Peanut, Pretzel and Popcorn Merger Pends
Bad news for snack food lovers: Salty treats king Snyder’s-Lance has announced plans to buy Diamond Foods, owner of Emerald Nuts, Pop Secret brands and up and coming potato chip brand, Kettle. This merger will limit consumer choice, hike prices and feed the ever-ravenous Foodopoly.
Snyder’s-Lance owns a number of well known snack food brands like Snyder’s pretzels, Cape Cod potato chips, Pretzel Crisps, Archway cookies and Stella D’Oro processed baked goods, among others. This merger, if approved, will extend the company’s control of the snack food aisle, doubling Snyder’s market share in potato chips and pushing it into fourth place.
Food companies have been trying to keep ahead of consumer demand for healthful, natural foods. This could raise the bar on what people are eating – but only if competition keeps the market dynamic with plenty of true options for consumers, a goal often at odds with food company mergers.
Diamond has prioritized adding certified non-GMO labels across all its brands, a decision it says has gone well so far. With this acquisition, Snyder’s-Lance is capitalizing on consumer demand by bringing these brands under its umbrella. But will the innovation started by Diamond continue under its new parent company?
CNBC has already stated that this merger makes the company better suited for further acquisitions by even bigger companies, such as Mondelez and PepsiCo.
In today’s Foodopoly, big companies have too much market share and therefore power in deciding what we eat, most of the time without consumers even knowing it. The largest companies own brands found in multiple sections of the store, under many different brand names, with no clear link to the parent company. This is especially damaging to consumers who try to choose independent brands. There are fewer and fewer choices, and there is less room in the market for smaller brands to compete.

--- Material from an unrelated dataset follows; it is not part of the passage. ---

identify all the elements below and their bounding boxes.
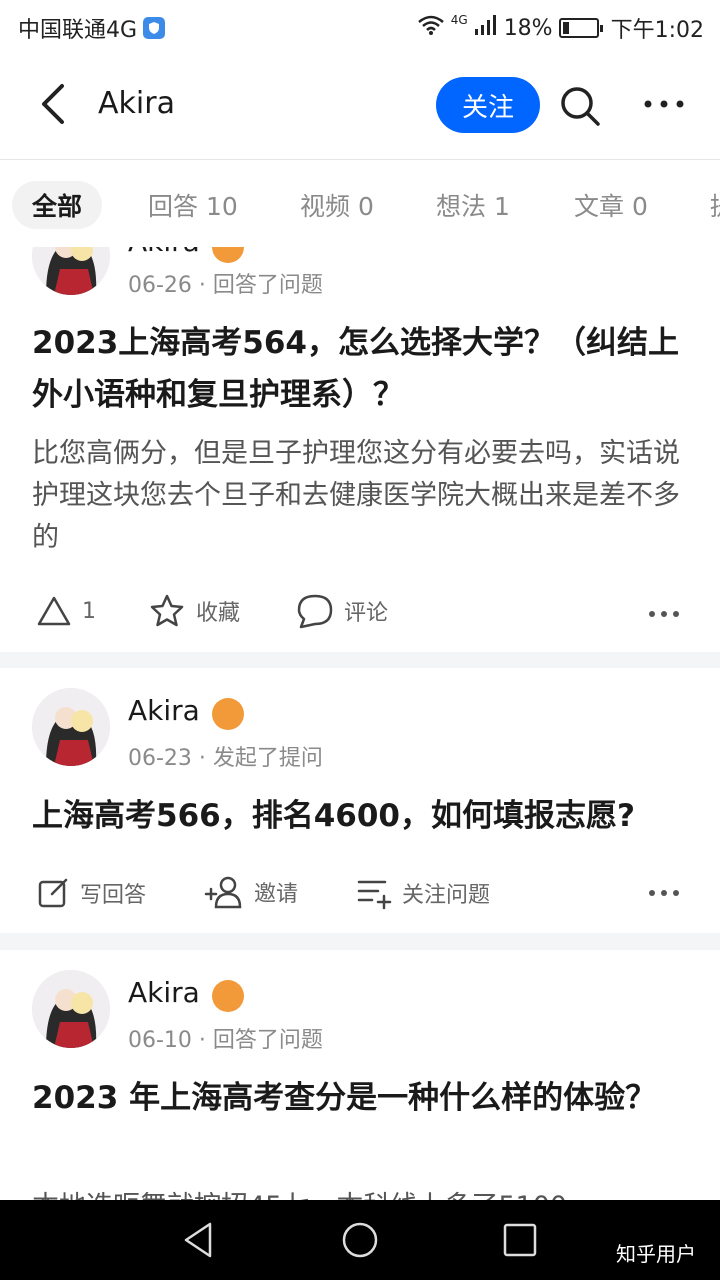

Hyper-consolidation throughout the American economy is contributing to sharply-rising economic inequality. Mergers may help larger, more powerful companies earn up to 10 times more than typical firms, according to a recent study. As the consolidated companies (and executives and investors) earn more, the gulf between them and everyone else gets wider. This seems pretty obvious—bigger companies keep more of the pie for themselves. This mirrors a 2010 Food & Water Watch study that found that consolidation in the pork processing industry was sapping economic vitality and increasing economic inequality in rural Iowa counties.

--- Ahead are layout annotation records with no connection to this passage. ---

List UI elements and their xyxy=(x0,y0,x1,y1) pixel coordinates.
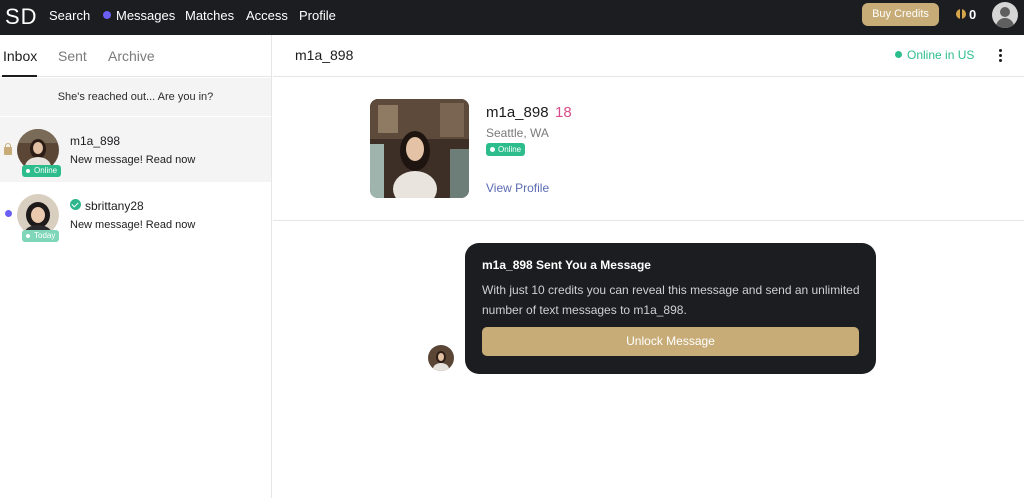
status-badge: Today xyxy=(22,230,60,242)
nav-profile[interactable]: Profile xyxy=(299,8,336,23)
view-profile-link[interactable]: View Profile xyxy=(486,181,549,195)
buy-credits-button[interactable]: Buy Credits xyxy=(862,3,939,26)
conversation-header: m1a_898 Online in US xyxy=(273,35,1024,77)
tab-archive[interactable]: Archive xyxy=(108,48,155,64)
profile-age: 18 xyxy=(555,104,572,121)
nav-search[interactable]: Search xyxy=(49,8,90,23)
locked-message-card: m1a_898 Sent You a Message With just 10 … xyxy=(465,243,876,374)
nav-matches[interactable]: Matches xyxy=(185,8,234,23)
conversation-snippet: New message! Read now xyxy=(70,154,196,166)
tab-sent[interactable]: Sent xyxy=(58,48,87,64)
more-options-icon[interactable] xyxy=(999,49,1003,63)
page-title: m1a_898 xyxy=(295,47,354,63)
avatar xyxy=(428,345,454,371)
profile-photo[interactable] xyxy=(370,99,469,198)
message-card-body: With just 10 credits you can reveal this… xyxy=(482,283,860,317)
app-logo[interactable]: SD xyxy=(5,4,38,30)
status-badge: Online xyxy=(486,143,526,156)
top-nav-bar: SD Search Messages Matches Access Profil… xyxy=(0,0,1024,35)
unread-dot-icon xyxy=(5,210,12,217)
status-badge: Online xyxy=(22,165,62,177)
conversation-snippet: New message! Read now xyxy=(70,219,196,231)
inbox-tabs: Inbox Sent Archive xyxy=(0,35,271,77)
nav-access[interactable]: Access xyxy=(246,8,288,23)
profile-name: m1a_898 xyxy=(486,104,549,121)
tab-inbox[interactable]: Inbox xyxy=(3,48,37,64)
conversation-item-m1a-898[interactable]: Online m1a_898 New message! Read now xyxy=(0,117,271,182)
inbox-prompt: She's reached out... Are you in? xyxy=(0,78,271,116)
profile-location: Seattle, WA xyxy=(486,126,549,140)
conversation-name: sbrittany28 xyxy=(85,199,144,213)
lock-icon xyxy=(4,143,12,155)
online-dot-icon xyxy=(895,51,902,58)
user-avatar-icon[interactable] xyxy=(992,2,1018,28)
message-card-title: m1a_898 Sent You a Message xyxy=(482,258,651,272)
active-tab-indicator xyxy=(2,75,37,77)
verified-icon xyxy=(70,199,81,210)
credits-count: 0 xyxy=(969,7,977,22)
online-status: Online in US xyxy=(895,48,975,62)
conversation-name: m1a_898 xyxy=(70,134,121,148)
messages-active-dot-icon xyxy=(103,11,111,19)
nav-messages[interactable]: Messages xyxy=(103,8,175,23)
profile-summary: m1a_898 18 Seattle, WA Online View Profi… xyxy=(273,78,1024,221)
online-status-label: Online in US xyxy=(907,48,975,62)
conversation-item-sbrittany28[interactable]: Today sbrittany28 New message! Read now xyxy=(0,182,271,247)
conversation-sidebar: Inbox Sent Archive She's reached out... … xyxy=(0,35,272,498)
nav-messages-label: Messages xyxy=(116,8,176,23)
conversation-panel: m1a_898 Online in US m1a_898 18 Seattle,… xyxy=(273,35,1024,498)
credits-coin-icon xyxy=(956,9,966,19)
unlock-message-button[interactable]: Unlock Message xyxy=(482,327,859,356)
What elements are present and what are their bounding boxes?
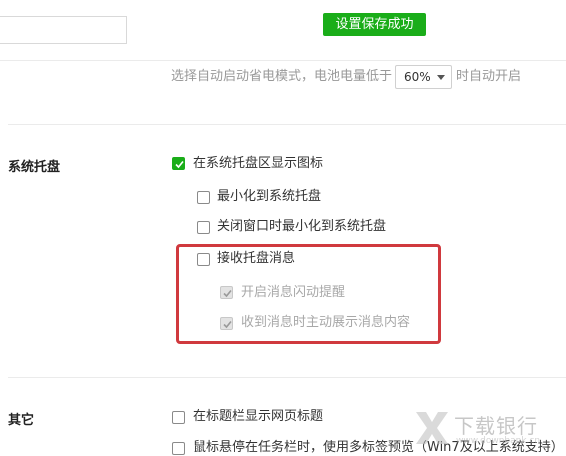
label-show-page-title: 在标题栏显示网页标题 (193, 409, 324, 424)
watermark-logo: 下载银行 www.downbank.cn (410, 404, 566, 456)
checkbox-show-tray-icon[interactable] (172, 157, 185, 170)
chevron-down-icon (437, 75, 445, 80)
power-saving-suffix: 时自动开启 (456, 69, 522, 84)
save-success-toast: 设置保存成功 (323, 13, 426, 36)
label-close-to-tray: 关闭窗口时最小化到系统托盘 (217, 219, 387, 234)
section-title-tray: 系统托盘 (8, 160, 61, 175)
divider-tray (8, 124, 566, 125)
label-show-tray-icon: 在系统托盘区显示图标 (193, 156, 324, 171)
divider-top (0, 60, 566, 61)
watermark-url: www.downbank.cn (456, 436, 541, 446)
settings-page: 设置保存成功 选择自动启动省电模式，电池电量低于 60% 时自动开启 系统托盘 … (0, 0, 566, 456)
watermark-brand: 下载银行 (454, 414, 538, 438)
section-title-other: 其它 (8, 413, 35, 428)
checkbox-taskbar-preview[interactable] (172, 442, 185, 455)
text-input[interactable] (0, 16, 127, 44)
power-saving-prefix: 选择自动启动省电模式，电池电量低于 (171, 69, 393, 84)
highlight-annotation-box (176, 244, 441, 344)
checkbox-minimize-to-tray[interactable] (197, 191, 210, 204)
battery-threshold-value: 60% (404, 70, 431, 84)
checkbox-show-page-title[interactable] (172, 411, 185, 424)
divider-other (8, 377, 566, 378)
checkbox-close-to-tray[interactable] (197, 221, 210, 234)
battery-threshold-select[interactable]: 60% (395, 65, 452, 89)
brand-logo-icon (416, 412, 448, 444)
label-minimize-to-tray: 最小化到系统托盘 (217, 189, 322, 204)
checkmark-icon (175, 160, 184, 169)
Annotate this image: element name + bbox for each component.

This week, a New York Times editorial highlighted the damage consolidation and merger-mania inflict on the economy. Mergers are eliminating competition and raising prices throughout industries including airlines, health care, retail, communications and food. Bigger companies can raise prices, and since consumers have fewer alternatives, we pretty much have to pay more. The Times also put its finger on the culprits: Federal antitrust authorities have approved so many mergers that now only a few large firms control swaths of the economy.
This latest merger shows, once again, that we simply cannot “shop our way out of it”— we need to demand that regulators actively prevent the hyper-consolidation of the food industry.